御茶壺道中のはじまり
江戸幕府、三代将軍家光は、御茶師仲ヶ間の筆頭であった上林家に命じて、朝廷に献上するお茶と将軍家用の高級茶を、宇治の茶師に作らせ、茶壺に詰めて江戸に献上させていました。これが御茶壺道中のはじまりで、1632年より正式に制度化されたといわれています。
行列は、幕府から派遣される採茶使が、空の茶壺とともに江戸を出て、東海道を京に向かい、宇治で碾茶を茶壺に詰めたあと、一旦京都の愛宕山へ預けます。その後、中山道(なかせんどう)を通って、途中、茶壺を山梨県の谷村に置いて夏を過ごさせ、秋になってから江戸へ運びました。
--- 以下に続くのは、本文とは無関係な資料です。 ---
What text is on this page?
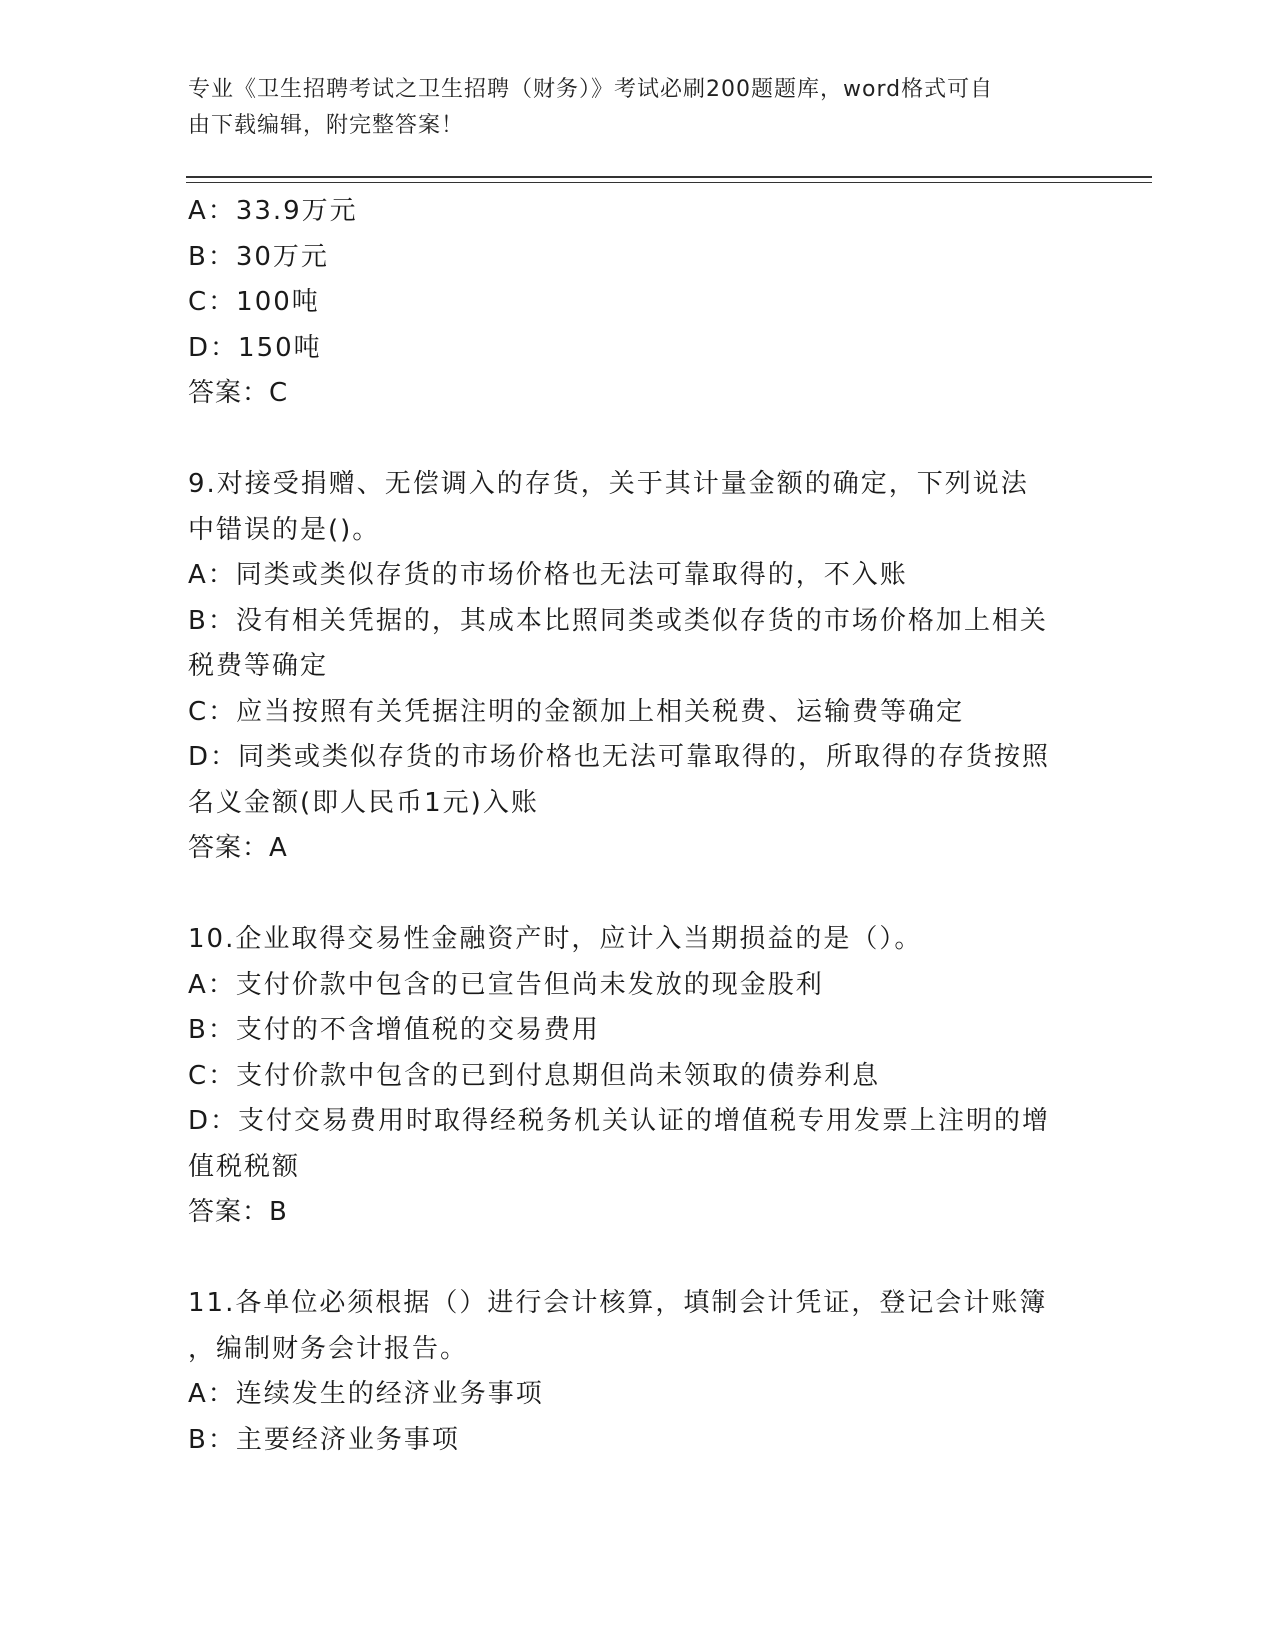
专业《卫生招聘考试之卫生招聘（财务）》考试必刷200题题库，word格式可自
由下载编辑，附完整答案！
A：33.9万元
B：30万元
C：100吨
D：150吨
答案：C
9.对接受捐赠、无偿调入的存货，关于其计量金额的确定，下列说法
中错误的是()。
A：同类或类似存货的市场价格也无法可靠取得的，不入账
B：没有相关凭据的，其成本比照同类或类似存货的市场价格加上相关
税费等确定
C：应当按照有关凭据注明的金额加上相关税费、运输费等确定
D：同类或类似存货的市场价格也无法可靠取得的，所取得的存货按照
名义金额(即人民币1元)入账
答案：A
10.企业取得交易性金融资产时，应计入当期损益的是（）。
A：支付价款中包含的已宣告但尚未发放的现金股利
B：支付的不含增值税的交易费用
C：支付价款中包含的已到付息期但尚未领取的债券利息
D：支付交易费用时取得经税务机关认证的增值税专用发票上注明的增
值税税额
答案：B
11.各单位必须根据（）进行会计核算，填制会计凭证，登记会计账簿
，编制财务会计报告。
A：连续发生的经济业务事项
B：主要经济业务事项
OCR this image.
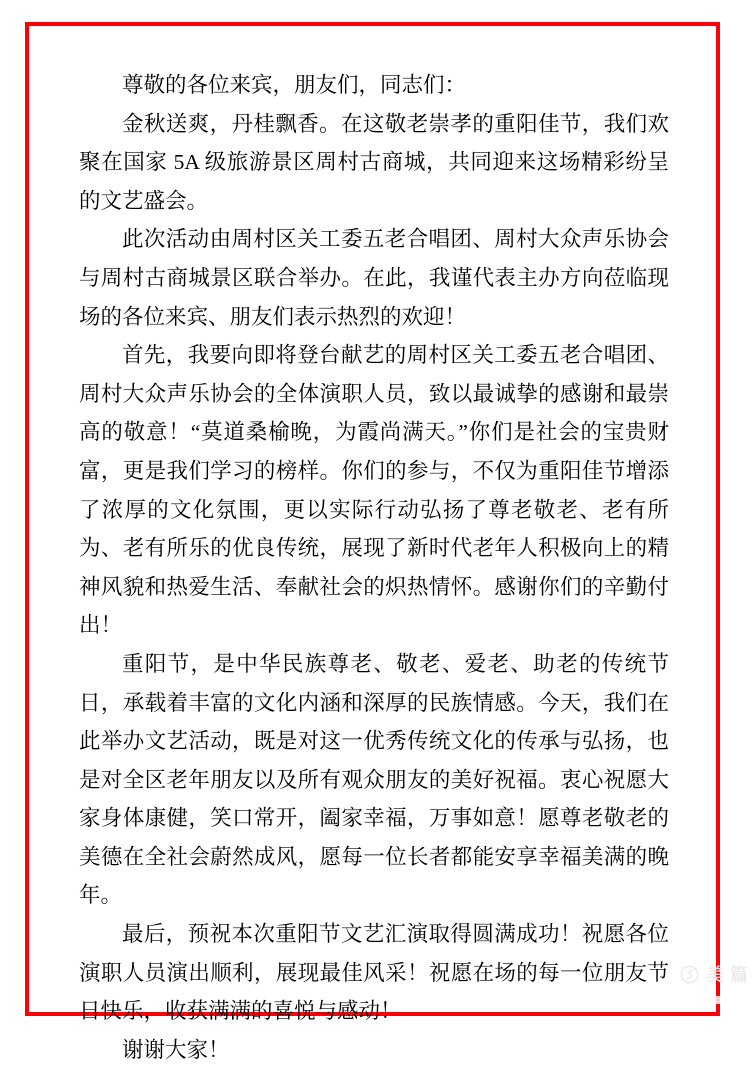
尊敬的各位来宾，朋友们，同志们：

金秋送爽，丹桂飘香。在这敬老崇孝的重阳佳节，我们欢聚在国家 5A 级旅游景区周村古商城，共同迎来这场精彩纷呈的文艺盛会。

此次活动由周村区关工委五老合唱团、周村大众声乐协会与周村古商城景区联合举办。在此，我谨代表主办方向莅临现场的各位来宾、朋友们表示热烈的欢迎！

首先，我要向即将登台献艺的周村区关工委五老合唱团、周村大众声乐协会的全体演职人员，致以最诚挚的感谢和最崇高的敬意！“莫道桑榆晚，为霞尚满天。”你们是社会的宝贵财富，更是我们学习的榜样。你们的参与，不仅为重阳佳节增添了浓厚的文化氛围，更以实际行动弘扬了尊老敬老、老有所为、老有所乐的优良传统，展现了新时代老年人积极向上的精神风貌和热爱生活、奉献社会的炽热情怀。感谢你们的辛勤付出！

重阳节，是中华民族尊老、敬老、爱老、助老的传统节日，承载着丰富的文化内涵和深厚的民族情感。今天，我们在此举办文艺活动，既是对这一优秀传统文化的传承与弘扬，也是对全区老年朋友以及所有观众朋友的美好祝福。衷心祝愿大家身体康健，笑口常开，阖家幸福，万事如意！愿尊老敬老的美德在全社会蔚然成风，愿每一位长者都能安享幸福美满的晚年。

最后，预祝本次重阳节文艺汇演取得圆满成功！祝愿各位演职人员演出顺利，展现最佳风采！祝愿在场的每一位朋友节日快乐，收获满满的喜悦与感动！

谢谢大家！

美篇
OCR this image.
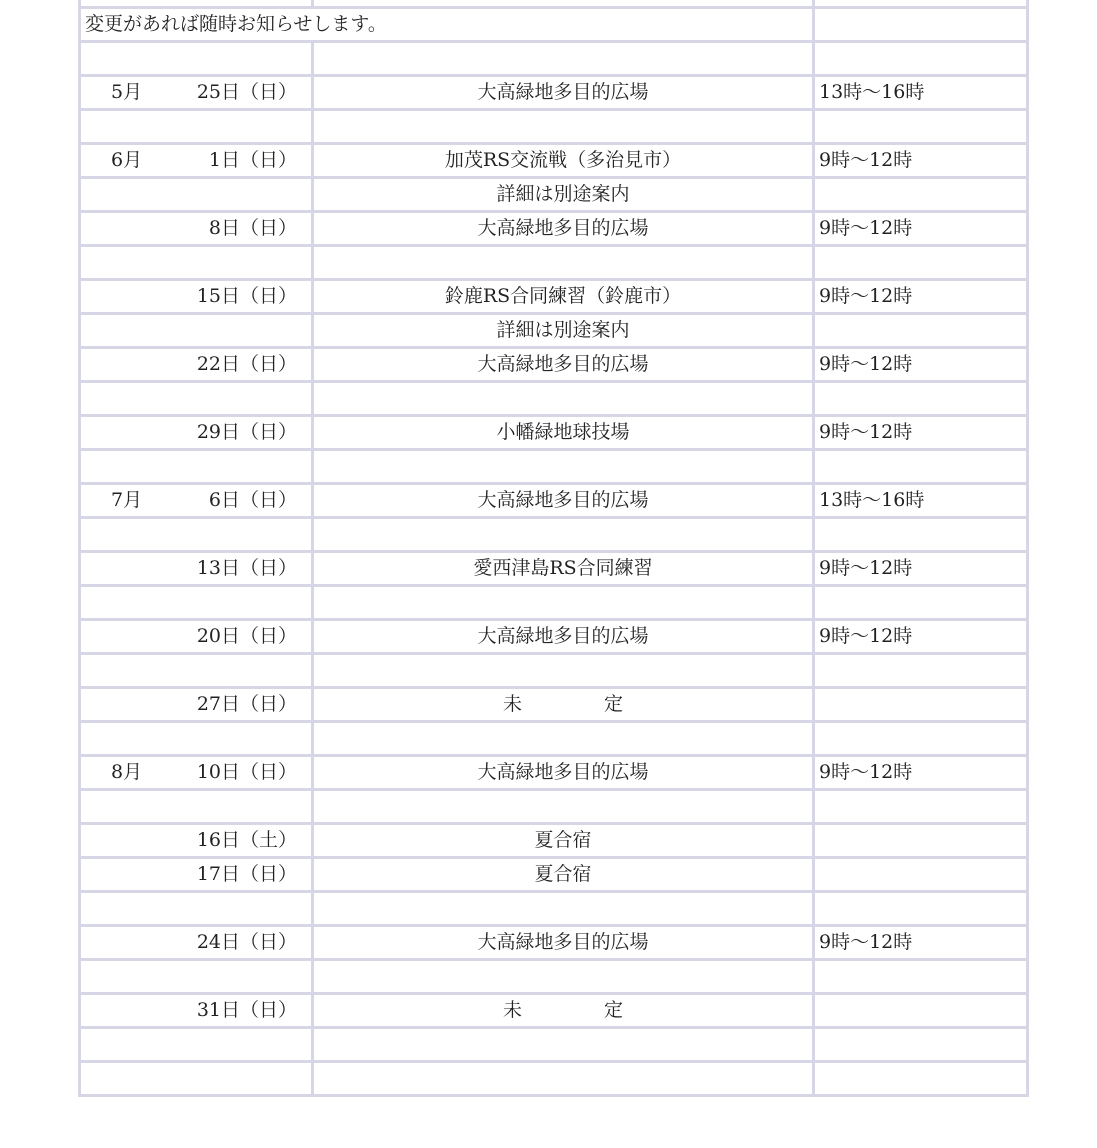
変更があれば随時お知らせします。			

5月	25日（日）	大高緑地多目的広場	13時〜16時

6月	1日（日）	加茂RS交流戦（多治見市）	9時〜12時
		詳細は別途案内	
	8日（日）	大高緑地多目的広場	9時〜12時

	15日（日）	鈴鹿RS合同練習（鈴鹿市）	9時〜12時
		詳細は別途案内	
	22日（日）	大高緑地多目的広場	9時〜12時

	29日（日）	小幡緑地球技場	9時〜12時

7月	6日（日）	大高緑地多目的広場	13時〜16時

	13日（日）	愛西津島RS合同練習	9時〜12時

	20日（日）	大高緑地多目的広場	9時〜12時

	27日（日）	未 定	

8月	10日（日）	大高緑地多目的広場	9時〜12時

	16日（土）	夏合宿	
	17日（日）	夏合宿	

	24日（日）	大高緑地多目的広場	9時〜12時

	31日（日）	未 定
御茶壺道中は、将軍通行に匹敵するほど格式のあるもので、茶壺を持った使者が仰々しい行列を伴って通るときには、諸国の大名行列させも道をあけ、庶民は顔を上げられなかったといいます。
こうして運ばれた茶壺は、秋になって初めて茶壺から出して、臼で挽いて抹茶となりました。
わらべ歌「ずいずいずっころばし」の歌詞の中に、このようなフレーズがあります。
ちゃつぼに おわれてトッピンシャンぬけたら ドンドコショ~
これが御茶壺道中の様子を表しているもので、御茶壺道中の行列がやって来たので、戸口をピシャっと閉めて家に逃げ込み、行列が通り過ぎたら、ホッと胸をなでおろしたというような感じでしょうか。
新茶の季節には、宇治橋のたもとに「御物御茶壺出行無之内は新茶出すべからず」という高札が掲げられ、朝廷と将軍に御茶壺を献上するまでは新茶の売買を禁じていました。当時のお茶に対する扱いが、大層なものだったことが伺えます。 ところが、その御茶壺道中も、慶応3年(1867)江戸幕府の終焉によって、幕を閉じました。
茶壺の中身
さらに、これは「御茶入日記」と書かれていますが、いつ、誰が、どういうお茶をどれだけ茶壺に詰めたかがわかるようになっているものです。茶壺を入れる外箱のフタの裏に貼られます。
では、茶壺にはどのように詰められるのでしょうか。
濃茶用の極上の銘柄の碾茶を袋に入れておいて、まず安い碾茶を壷にいれ、それから袋にいれた極上の碾茶を入れ、また安い碾茶をいれます。こうすることにより、防湿とクッションにしていましたが、安い碾茶もそのままだともったいないから、薄茶用として飲むようになったのだそうです。また、蓋をした後、周りに紙を張って柿渋を塗って糊付けし、さらに上にも同様に糊付けします。その和紙の上に、茶師の印を押します。もちろん中に入れた濃茶用の袋にいれたものも、割印と、下部にも印をします。
さらに和紙を蓋にかぶせて、こよりで結びます。この結び方にも通常の場合と献上の場合によって変えるようです。これは、幕府のためのお茶であり、将軍が飲むものなので、途中で開けられて毒がいれられることも考え、そういうことがすぐわかるようにしています。
このようにして茶詰が終ると茶道頭により、壺が封印、鍵附きの外箱に収められ、御茶入日記がそえられます。御茶入日記には、茶壺の中の茶の種類、銘柄、量目、茶詰の月日、茶師の名が記され、壺の封を切らなくても内容記載がわかるようにされました。
御茶壷道中は明治に変わる前に廃れてしまいましたが、今でも京都では、10月の宇治茶まつりや11月の北野天満宮などで、御茶壺奉献祭・口切式が行なわれています。